Please speak to your priest about these questions. They seem to be giving you a lot of anxiety.

3 Likes

#10

I agree with you Hodos that there are people who would like to be “re-baptised”. They have not yet received the fuller understanding of the Sacrament of Baptism. One way is to tell them that during every Easter vigil in the Catholic Church we renew our baptismal vows. Before we receive our First Holy Communion and the Sacrament of Confirmation we renew our baptismal vows. Every time we make the sign of the cross we remind ourselves of our baptism. It is like “living baptism” every day.

1 Like

#11

If a person knows for sure that he was validly baptized, then yes, attempting re-baptism would be sinful. It would be repudiating a Sacrament – treating something good as worthless or partial.

If a person does not know for sure, it is prudent to get conditionally baptized. No harm, no foul. It shows respect and love for Baptism as an indelible Sacrament.

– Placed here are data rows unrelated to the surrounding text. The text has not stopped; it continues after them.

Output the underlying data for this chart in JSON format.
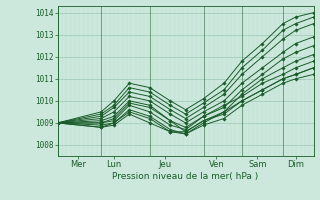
{
  "background_color": "#cce8dc",
  "grid_color_major": "#9dc8b4",
  "grid_color_minor": "#b8dace",
  "line_color": "#1a5c2a",
  "xlabel": "Pression niveau de la mer( hPa )",
  "ylim": [
    1007.5,
    1014.3
  ],
  "yticks": [
    1008,
    1009,
    1010,
    1011,
    1012,
    1013,
    1014
  ],
  "day_labels": [
    "Mer",
    "Lun",
    "Jeu",
    "Ven",
    "Sam",
    "Dim"
  ],
  "day_positions": [
    0.08,
    0.22,
    0.42,
    0.62,
    0.78,
    0.93
  ],
  "day_sep_positions": [
    0.0,
    0.17,
    0.36,
    0.57,
    0.72,
    0.88,
    1.0
  ],
  "series": [
    {
      "x": [
        0.0,
        0.17,
        0.22,
        0.28,
        0.36,
        0.44,
        0.5,
        0.57,
        0.65,
        0.72,
        0.8,
        0.88,
        0.93,
        1.0
      ],
      "y": [
        1009.0,
        1009.1,
        1009.3,
        1010.0,
        1009.8,
        1009.1,
        1008.6,
        1009.1,
        1009.5,
        1010.3,
        1011.0,
        1011.5,
        1011.8,
        1012.1
      ]
    },
    {
      "x": [
        0.0,
        0.17,
        0.22,
        0.28,
        0.36,
        0.44,
        0.5,
        0.57,
        0.65,
        0.72,
        0.8,
        0.88,
        0.93,
        1.0
      ],
      "y": [
        1009.0,
        1009.0,
        1009.1,
        1009.8,
        1009.5,
        1008.9,
        1008.7,
        1009.3,
        1009.8,
        1010.2,
        1010.8,
        1011.2,
        1011.5,
        1011.8
      ]
    },
    {
      "x": [
        0.0,
        0.17,
        0.22,
        0.28,
        0.36,
        0.44,
        0.5,
        0.57,
        0.65,
        0.72,
        0.8,
        0.88,
        0.93,
        1.0
      ],
      "y": [
        1009.0,
        1008.9,
        1009.0,
        1009.6,
        1009.3,
        1008.7,
        1008.5,
        1009.0,
        1009.5,
        1010.0,
        1010.5,
        1011.0,
        1011.2,
        1011.5
      ]
    },
    {
      "x": [
        0.0,
        0.17,
        0.22,
        0.28,
        0.36,
        0.44,
        0.5,
        0.57,
        0.65,
        0.72,
        0.8,
        0.88,
        0.93,
        1.0
      ],
      "y": [
        1009.0,
        1008.8,
        1008.9,
        1009.4,
        1009.0,
        1008.6,
        1008.5,
        1008.9,
        1009.2,
        1009.8,
        1010.3,
        1010.8,
        1011.0,
        1011.2
      ]
    },
    {
      "x": [
        0.0,
        0.17,
        0.22,
        0.28,
        0.36,
        0.44,
        0.5,
        0.57,
        0.65,
        0.72,
        0.8,
        0.88,
        0.93,
        1.0
      ],
      "y": [
        1009.0,
        1009.2,
        1009.5,
        1010.2,
        1010.0,
        1009.4,
        1009.0,
        1009.5,
        1010.0,
        1010.8,
        1011.5,
        1012.2,
        1012.6,
        1012.9
      ]
    },
    {
      "x": [
        0.0,
        0.17,
        0.22,
        0.28,
        0.36,
        0.44,
        0.5,
        0.57,
        0.65,
        0.72,
        0.8,
        0.88,
        0.93,
        1.0
      ],
      "y": [
        1009.0,
        1009.3,
        1009.7,
        1010.4,
        1010.2,
        1009.6,
        1009.2,
        1009.7,
        1010.3,
        1011.2,
        1012.0,
        1012.8,
        1013.2,
        1013.5
      ]
    },
    {
      "x": [
        0.0,
        0.17,
        0.22,
        0.28,
        0.36,
        0.44,
        0.5,
        0.57,
        0.65,
        0.72,
        0.8,
        0.88,
        0.93,
        1.0
      ],
      "y": [
        1009.0,
        1009.4,
        1009.8,
        1010.6,
        1010.4,
        1009.8,
        1009.4,
        1009.9,
        1010.5,
        1011.5,
        1012.3,
        1013.2,
        1013.5,
        1013.8
      ]
    },
    {
      "x": [
        0.0,
        0.17,
        0.22,
        0.28,
        0.36,
        0.44,
        0.5,
        0.57,
        0.65,
        0.72,
        0.8,
        0.88,
        0.93,
        1.0
      ],
      "y": [
        1009.0,
        1009.5,
        1010.0,
        1010.8,
        1010.6,
        1010.0,
        1009.6,
        1010.1,
        1010.8,
        1011.8,
        1012.6,
        1013.5,
        1013.8,
        1014.0
      ]
    },
    {
      "x": [
        0.0,
        0.17,
        0.22,
        0.28,
        0.36,
        0.44,
        0.5,
        0.57,
        0.65,
        0.72,
        0.8,
        0.88,
        0.93,
        1.0
      ],
      "y": [
        1009.0,
        1008.8,
        1009.0,
        1009.5,
        1009.2,
        1008.6,
        1008.6,
        1009.1,
        1009.4,
        1010.0,
        1010.5,
        1011.0,
        1011.2,
        1011.5
      ]
    },
    {
      "x": [
        0.0,
        0.17,
        0.22,
        0.28,
        0.36,
        0.44,
        0.5,
        0.57,
        0.65,
        0.72,
        0.8,
        0.88,
        0.93,
        1.0
      ],
      "y": [
        1009.0,
        1009.0,
        1009.2,
        1009.9,
        1009.7,
        1009.1,
        1008.8,
        1009.3,
        1009.7,
        1010.5,
        1011.2,
        1011.9,
        1012.2,
        1012.5
      ]
    }
  ]
}
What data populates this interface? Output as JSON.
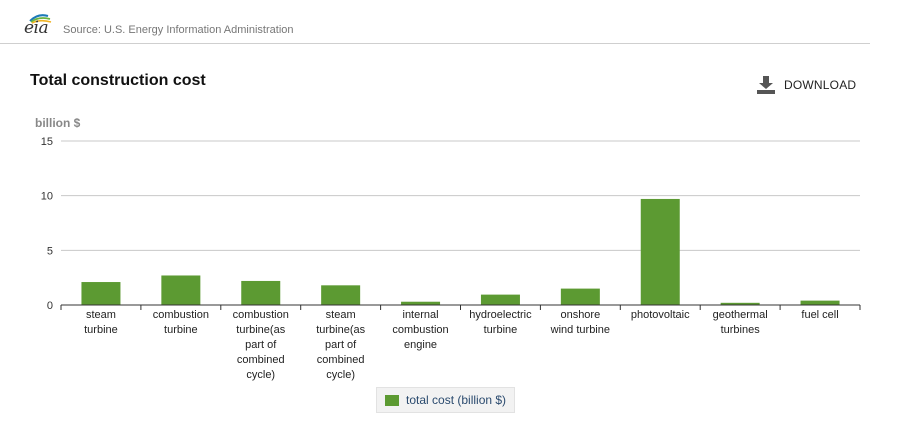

However, most people who double-dip on purpose are people who are convinced (wrongly) that infant baptism does not count, or that baptism is just a symbolic ceremony that can be received multiple times. God is not going to count that as a sin, unless they knew they were doing something wrong. But it is sad that these people do not understand their Baptism enough, and thus get fooled.

1 Like

closed #12

This topic was automatically closed 14 days after the last reply. New replies are no longer allowed.